Q3. 異なるPCにシステムイメージを復元できますか?
Windows標準の復元機能では基本的に同じハードウェア構成のPCにしか復元できません。異なるPCに復元する場合は、Acronis True ImageやMacrium Reflectの「Universal Restore」機能を使用する必要があります。
Q4. クラウドにシステムイメージバックアップは保存できますか?
Windows標準機能では直接クラウドに保存できません。Acronis True Imageなど、クラウドバックアップ対応のツールを利用する必要があります。ただし、システムイメージは数十GBから数百GBになるため、クラウドストレージの容量と通信速度を考慮する必要があります。
Q5. 「バックアップと復元(Windows 7)」は廃止されましたか?
Windows 10/11にも搭載されていますが、Microsoftは将来的に廃止する可能性を示唆しています。
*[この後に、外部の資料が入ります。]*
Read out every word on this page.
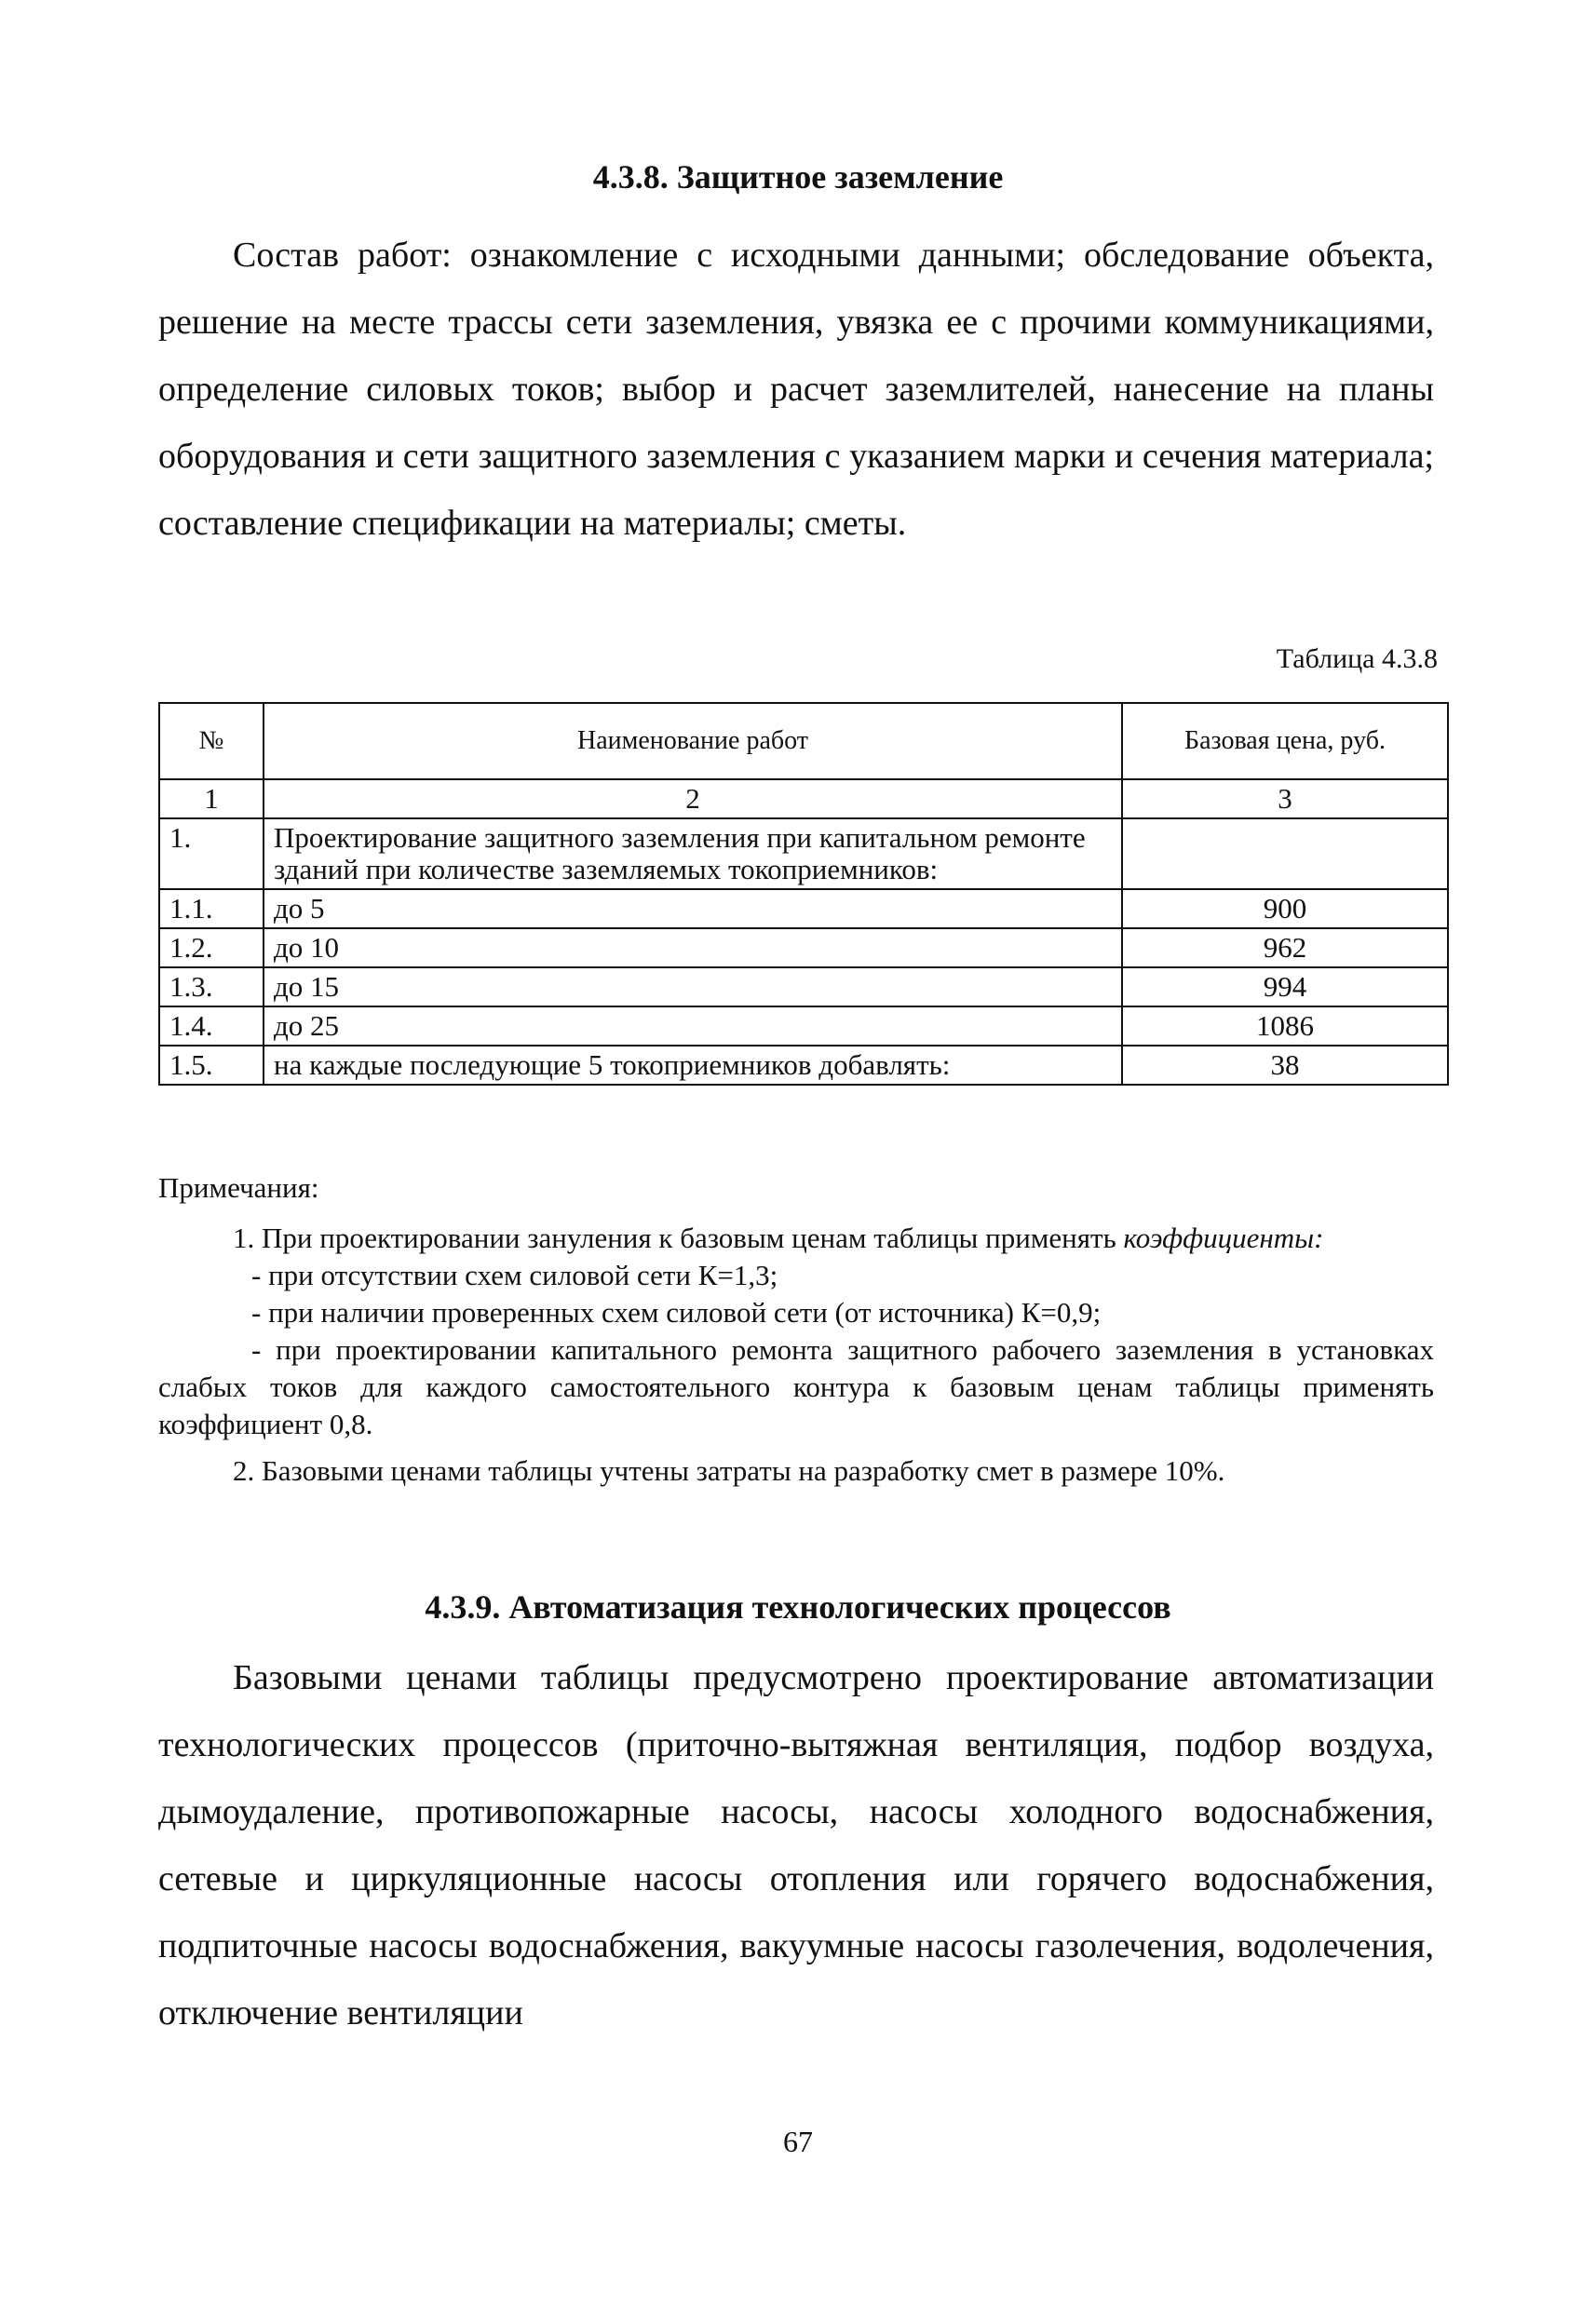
4.3.8. Защитное заземление
Состав работ: ознакомление с исходными данными; обследование объекта, решение на месте трассы сети заземления, увязка ее с прочими коммуникациями, определение силовых токов; выбор и расчет заземлителей, нанесение на планы оборудования и сети защитного заземления с указанием марки и сечения материала; составление спецификации на материалы; сметы.
Таблица 4.3.8
№	Наименование работ	Базовая цена, руб.
1	2	3
1.	Проектирование защитного заземления при капитальном ремонте зданий при количестве заземляемых токоприемников:	
1.1.	до 5	900
1.2.	до 10	962
1.3.	до 15	994
1.4.	до 25	1086
1.5.	на каждые последующие 5 токоприемников добавлять:	38
Примечания:

1. При проектировании зануления к базовым ценам таблицы применять коэффициенты:

- при отсутствии схем силовой сети К=1,3;

- при наличии проверенных схем силовой сети (от источника) К=0,9;

- при проектировании капитального ремонта защитного рабочего заземления в установках слабых токов для каждого самостоятельного контура к базовым ценам таблицы применять коэффициент 0,8.

2. Базовыми ценами таблицы учтены затраты на разработку смет в размере 10%.

4.3.9. Автоматизация технологических процессов
Базовыми ценами таблицы предусмотрено проектирование автоматизации технологических процессов (приточно-вытяжная вентиляция, подбор воздуха, дымоудаление, противопожарные насосы, насосы холодного водоснабжения, сетевые и циркуляционные насосы отопления или горячего водоснабжения, подпиточные насосы водоснабжения, вакуумные насосы газолечения, водолечения, отключение вентиляции
67
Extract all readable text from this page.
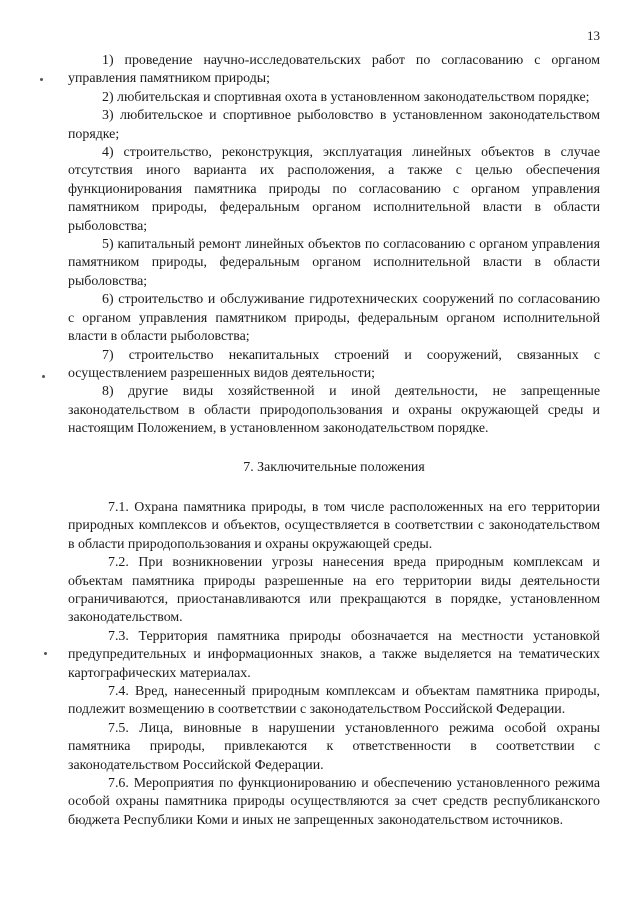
13

1) проведение научно-исследовательских работ по согласованию с органом управления памятником природы;

2) любительская и спортивная охота в установленном законодательством порядке;

3) любительское и спортивное рыболовство в установленном законодательством порядке;

4) строительство, реконструкция, эксплуатация линейных объектов в случае отсутствия иного варианта их расположения, а также с целью обеспечения функционирования памятника природы по согласованию с органом управления памятником природы, федеральным органом исполнительной власти в области рыболовства;

5) капитальный ремонт линейных объектов по согласованию с органом управления памятником природы, федеральным органом исполнительной власти в области рыболовства;

6) строительство и обслуживание гидротехнических сооружений по согласованию с органом управления памятником природы, федеральным органом исполнительной власти в области рыболовства;

7) строительство некапитальных строений и сооружений, связанных с осуществлением разрешенных видов деятельности;

8) другие виды хозяйственной и иной деятельности, не запрещенные законодательством в области природопользования и охраны окружающей среды и настоящим Положением, в установленном законодательством порядке.

7. Заключительные положения

7.1. Охрана памятника природы, в том числе расположенных на его территории природных комплексов и объектов, осуществляется в соответствии с законодательством в области природопользования и охраны окружающей среды.

7.2. При возникновении угрозы нанесения вреда природным комплексам и объектам памятника природы разрешенные на его территории виды деятельности ограничиваются, приостанавливаются или прекращаются в порядке, установленном законодательством.

7.3. Территория памятника природы обозначается на местности установкой предупредительных и информационных знаков, а также выделяется на тематических картографических материалах.

7.4. Вред, нанесенный природным комплексам и объектам памятника природы, подлежит возмещению в соответствии с законодательством Российской Федерации.

7.5. Лица, виновные в нарушении установленного режима особой охраны памятника природы, привлекаются к ответственности в соответствии с законодательством Российской Федерации.

7.6. Мероприятия по функционированию и обеспечению установленного режима особой охраны памятника природы осуществляются за счет средств республиканского бюджета Республики Коми и иных не запрещенных законодательством источников.
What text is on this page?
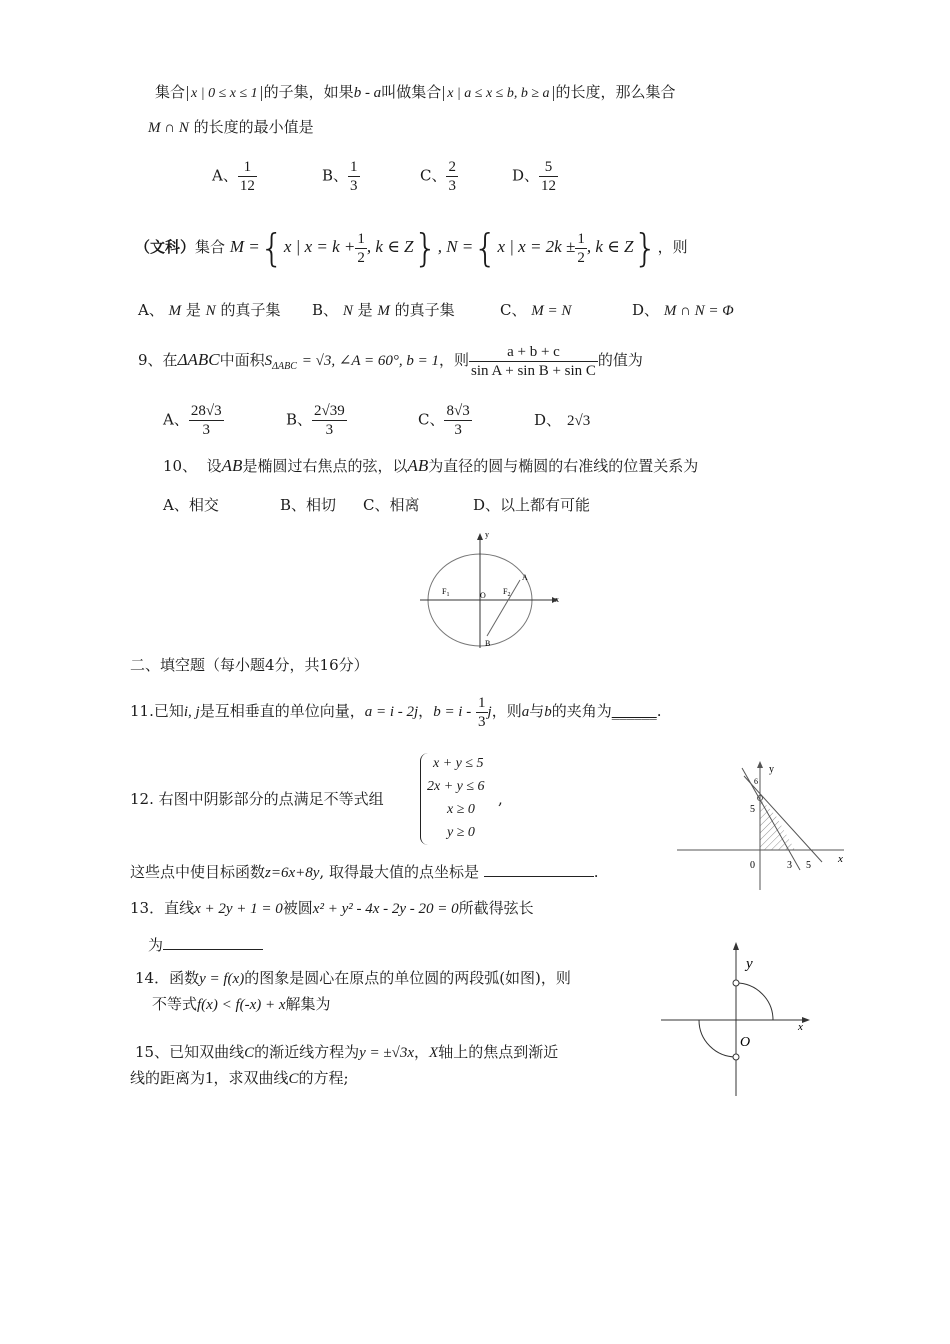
集合 x | 0 ≤ x ≤ 1 的子集，如果b - a叫做集合 x | a ≤ x ≤ b, b ≥ a 的长度，那么集合
M ∩ N 的长度的最小值是
A、 $\frac{1}{12}$	B、 $\frac{1}{3}$	C、 $\frac{2}{3}$	D、 $\frac{5}{12}$
（文科）集合 M ={x | $x = k + \frac{1}{2}$ , k ∈ Z}, N ={x | $x = 2k \pm \frac{1}{2}$ , k ∈ Z}，则
A、 M 是 N 的真子集 B、 N 是 M 的真子集	C、 M = N	D、 M ∩ N = Φ
9、在ΔABC中面积$S_{\Delta ABC} = √3$, ∠A = 60°, b = 1，则 $\frac{a + b + c}{\text{sin A + sin B + sin C}}$ 的值为
A、 $\frac{28√3}{3}$	B、 $\frac{2√39}{3}$	C、 $\frac{8√3}{3}$	D、 2√3
10、 设AB是椭圆过右焦点的弦，以AB为直径的圆与椭圆的右准线的位置关系为
A、相交	B、相切 C、相离	D、以上都有可能
y
x
O
$F_1$	$F_2$
A
B
二、填空题（每小题4分，共16分）
11.已知i, j是互相垂直的单位向量，a = i - 2j，$b = i - \frac{1}{3}$ j，则a与b的夹角为______.
12. 右图中阴影部分的点满足不等式组
x + y ≤ 5
2x + y ≤ 6
x ≥ 0
y ≥ 0
,
这些点中使目标函数z=6x+8y, 取得最大值的点坐标是	.
y
x
0
5
6
3 5
13．直线x + 2y + 1 = 0被圆x² + y² - 4x - 2y - 20 = 0所截得弦长
为
14．函数y = f(x)的图象是圆心在原点的单位圆的两段弧(如图)，则
不等式f(x) < f(-x) + x解集为
y
x
O
15、已知双曲线C的渐近线方程为y = ±√3x，X轴上的焦点到渐近
线的距离为1，求双曲线C的方程;
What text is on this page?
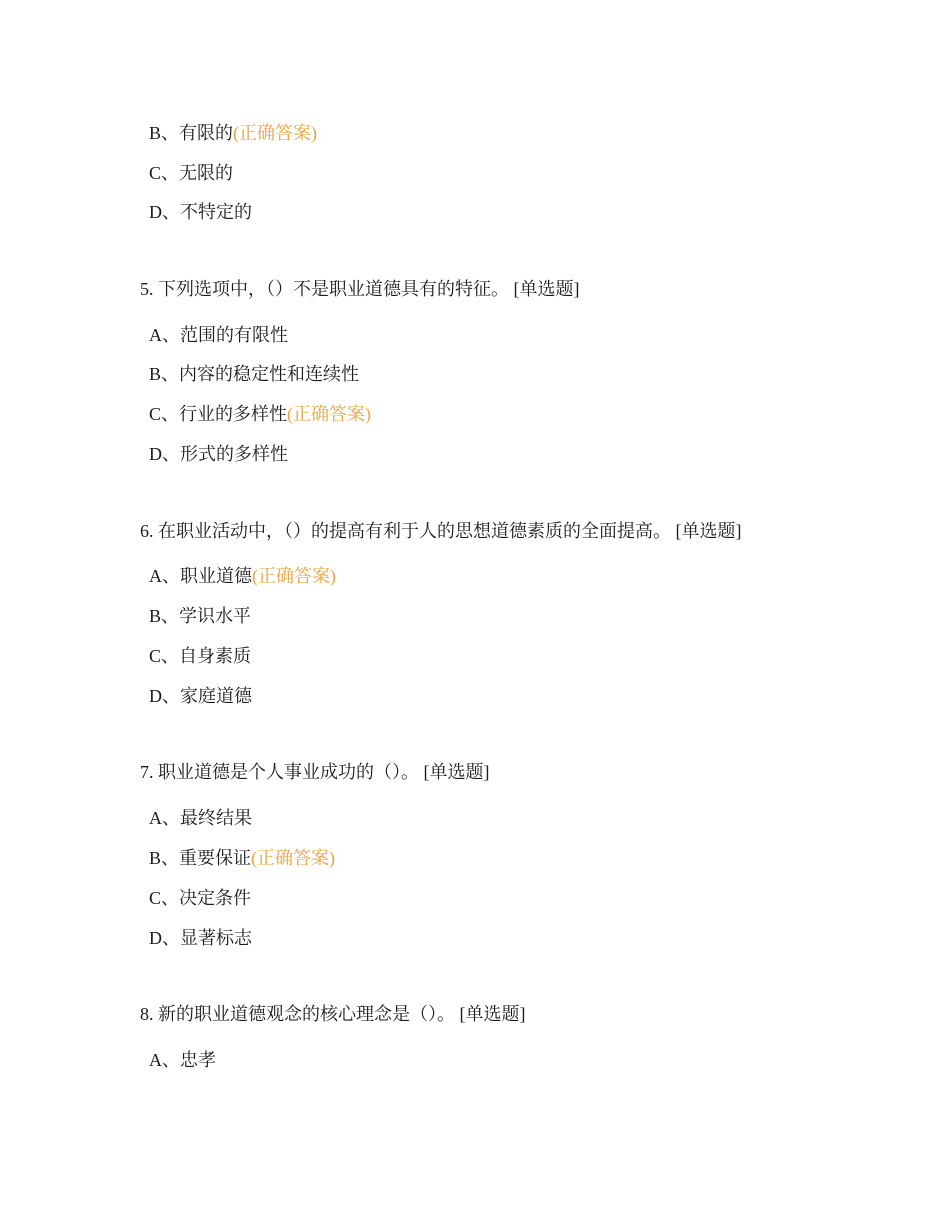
B、有限的(正确答案)
C、无限的
D、不特定的
5. 下列选项中，（）不是职业道德具有的特征。 [单选题]
A、范围的有限性
B、内容的稳定性和连续性
C、行业的多样性(正确答案)
D、形式的多样性
6. 在职业活动中，（）的提高有利于人的思想道德素质的全面提高。 [单选题]
A、职业道德(正确答案)
B、学识水平
C、自身素质
D、家庭道德
7. 职业道德是个人事业成功的（）。 [单选题]
A、最终结果
B、重要保证(正确答案)
C、决定条件
D、显著标志
8. 新的职业道德观念的核心理念是（）。 [单选题]
A、忠孝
現在も利用可能ですが、長期的にはサードパーティ製ツールへの移行を検討するのも良いでしょう。
Q6. SSD換装時にシステムイメージを使って移行できますか?
可能ですが、新しいSSDの容量が古いドライブ以上である必要があります。また、ディスククローン機能を持つサードパーティツールを使った方が、パーティションサイズの自動調整などもでき、スムーズに移行できます。
Q7. 復元後にWindowsのライセンスは有効ですか?
同じPCに復元する場合、Windowsのライセンスはそのまま有効です。ハードウェアが大きく変わった場合(マザーボード交換など)は、Microsoftアカウントに紐づけていれば、ライセンスの再アクティベーションが可能です。
まとめ
システムイメージバックアップは、万が一のトラブルからPCを守る最も確実な方法です。
| 項目 | ポイント |
|---|---|
| システムイメージ | OS・アプリ・設定を丸ごとバックアップ |
| Windows標準機能 | 「バックアップと復元」から無料で作成可能 |
| 保存先 | 外付けHDD/SSDが最も手軽でおすすめ |
| 復元方法 | 回復環境から「イメージでシステムを回復」 |
| サードパーティツール | 増分バックアップやスケジュール設定が可能 |
| バックアップ頻度 | 月1回以上+大きなアップデート前に作成推奨 |
バックアップは「まだ大丈夫」と思っている時こそ作成しておくべきものです。まずはWindows標準の機能で一度試してみて、必要に応じてサードパーティツールへの移行を検討してみてください。